- Interpreting a string of digits in base
*b* - Every number can be written uniquely in any base
- Converting to base
*b*

Base *b* representation is a way to write numbers using the digits {0, 1, …, (*b* − 1)}.

Common bases:

you use base 10 (

**decimal**) every day (digits are {0, 1, . . . , 9})base 2 (

**binary**) uses digits {0, 1}. It is convenient for digital logic, a digit (called a**bit**) can be represented using a single wire: the wire has high voltage for 1, low for 0. Binary numbers are often designated by a trailing b: for example 1101b.base 16 (

**hexadecimal**) uses the digits {0, 1, 2, . . . , 9,*A*,*B*,*C*,*D*,*E*,*F*}. it is useful becausee a single digit can be represented using 4 bits. Hex numbers are often written with a prefix of "0x": for example 0xFC39.base 8 (

**octal**) uses the digits {0, 1, 2, . . . , 7}, and is occasionally used when 3-bit numbers are useful.

A string of digits in base *b*, written (*a*_{n}*a*_{n − 1}. . . *a*_{3}*a*_{2}*a*_{1}*a*_{0})_{b}, represents the number *a*_{0}*b*^{0} + *a*_{1}*b*^{1} + *a*_{2}*b*^{2} + ⋯ + *a*_{n}*b*^{n}.

There are two ways to work with numbers in base b. The hard way: convert to base 10, apply the algorithms you already know for addition and multiplication, convert back.

The easy way: use the algorithms you already know for addition, multiplication, division, but remember that (10)_{b} stands for *b* and not 10.

We did examples with long addition. Long multiplication and division work the same way.
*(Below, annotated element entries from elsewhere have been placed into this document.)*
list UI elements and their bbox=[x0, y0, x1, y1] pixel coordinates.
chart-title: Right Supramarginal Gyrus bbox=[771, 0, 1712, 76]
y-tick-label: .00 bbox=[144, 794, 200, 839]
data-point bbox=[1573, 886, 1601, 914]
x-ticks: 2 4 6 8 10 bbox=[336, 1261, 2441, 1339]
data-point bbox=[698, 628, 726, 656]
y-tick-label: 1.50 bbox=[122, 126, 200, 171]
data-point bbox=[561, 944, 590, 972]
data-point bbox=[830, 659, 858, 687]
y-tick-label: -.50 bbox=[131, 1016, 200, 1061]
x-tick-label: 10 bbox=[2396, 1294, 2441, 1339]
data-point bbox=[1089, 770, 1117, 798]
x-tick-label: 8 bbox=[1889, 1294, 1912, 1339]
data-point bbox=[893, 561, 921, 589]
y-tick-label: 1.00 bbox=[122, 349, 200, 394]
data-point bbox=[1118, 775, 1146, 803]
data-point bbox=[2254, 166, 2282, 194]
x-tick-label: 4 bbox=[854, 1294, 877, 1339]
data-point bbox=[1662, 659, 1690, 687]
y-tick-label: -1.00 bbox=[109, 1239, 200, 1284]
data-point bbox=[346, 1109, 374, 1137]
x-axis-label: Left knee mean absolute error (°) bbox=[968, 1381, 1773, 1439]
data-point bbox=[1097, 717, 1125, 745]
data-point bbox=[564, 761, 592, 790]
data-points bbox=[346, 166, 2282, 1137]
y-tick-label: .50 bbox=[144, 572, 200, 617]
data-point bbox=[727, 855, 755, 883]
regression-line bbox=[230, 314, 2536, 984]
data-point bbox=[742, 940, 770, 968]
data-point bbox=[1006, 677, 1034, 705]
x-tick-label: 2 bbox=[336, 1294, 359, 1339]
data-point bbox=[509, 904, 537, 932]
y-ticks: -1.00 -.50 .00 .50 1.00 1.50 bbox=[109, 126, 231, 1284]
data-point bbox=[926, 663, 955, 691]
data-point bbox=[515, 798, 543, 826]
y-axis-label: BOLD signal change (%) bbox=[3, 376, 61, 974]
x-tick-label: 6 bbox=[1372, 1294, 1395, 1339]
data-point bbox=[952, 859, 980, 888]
**Theorem**: for any *n* ≥ 1 and *b* ≥ 2, you can write *n* in base *b*. That is, there are digits *a*_{0}, *a*_{1}, ..., *a*_{k} such that (*a*_{k}*a*_{k − 1}. . . *a*_{2}*a*_{1}*a*_{0})_{b} = *n*.

**Note**: as with the division algorithm, the proof of this theorem contains the algorithm used to construct the base-b representation.

**Proof**: by strong induction on *n*. In the base case, we can choose *a*_{0} = 1. Then since *b* > 1, *b* > *a*_{0}, and *n* = *a*_{0} = (*a*_{0})_{b}.

For the inductive step, assume that any number *k* < *n* can be written in base *b*. We wish to write *n* in base *b*. To do so, use Euclidean division to write *n* = *q**b* + *r*. Let *a*_{0} = *r*. By the inductive hypothesis, we can write *q* in base *b*: *q* = (*a*_{l}ʹ*a*_{l − 1}ʹ. . . *a*_{2}ʹ*a*_{1}ʹ*a*_{0}ʹ) (we have to check that *q* < *n*, but this is true).

It turns out that these digits of *q* are also the higher digits of *n*. That is, *a*_{1} = *a*ʹ_{0} and *a*_{2} = *a*ʹ_{1} and so on. To check this, we know:

*q* = ∑ _{i = 0}^{l}*a*_{i}ʹ*b*^{i}

We also know that *n* = *q**b* + *r*, so

*n* = *q**b* + *r* = *b*(∑ _{i = 0}^{l}*a*_{i}ʹ*b*^{i}) + *r* = *a*_{0} + ∑ _{i = 0}^{l}*a*_{i}ʹ*b*^{i + 1} = *a*_{0} + ∑ _{i = 0}^{l}*a*_{i + 1}*b*^{i + 1}

By changing *i* to *k* − 1 in the summation this becomes

*n* = *a*_{0} + ∑ _{k = 1}^{l + 1}*a*_{k}*b*^{k} = ∑ _{k = 0}^{l + 1}*a*_{k}*b*^{k}

which shows that (*a*_{i}) is the base *b* representation of *n*.

**Note**: we stated (but did not prove) that the base *b* representation is unique (just as quotient and remainder are), this is a good exercise. It follows directly from the uniqueness of the quotient and remainder.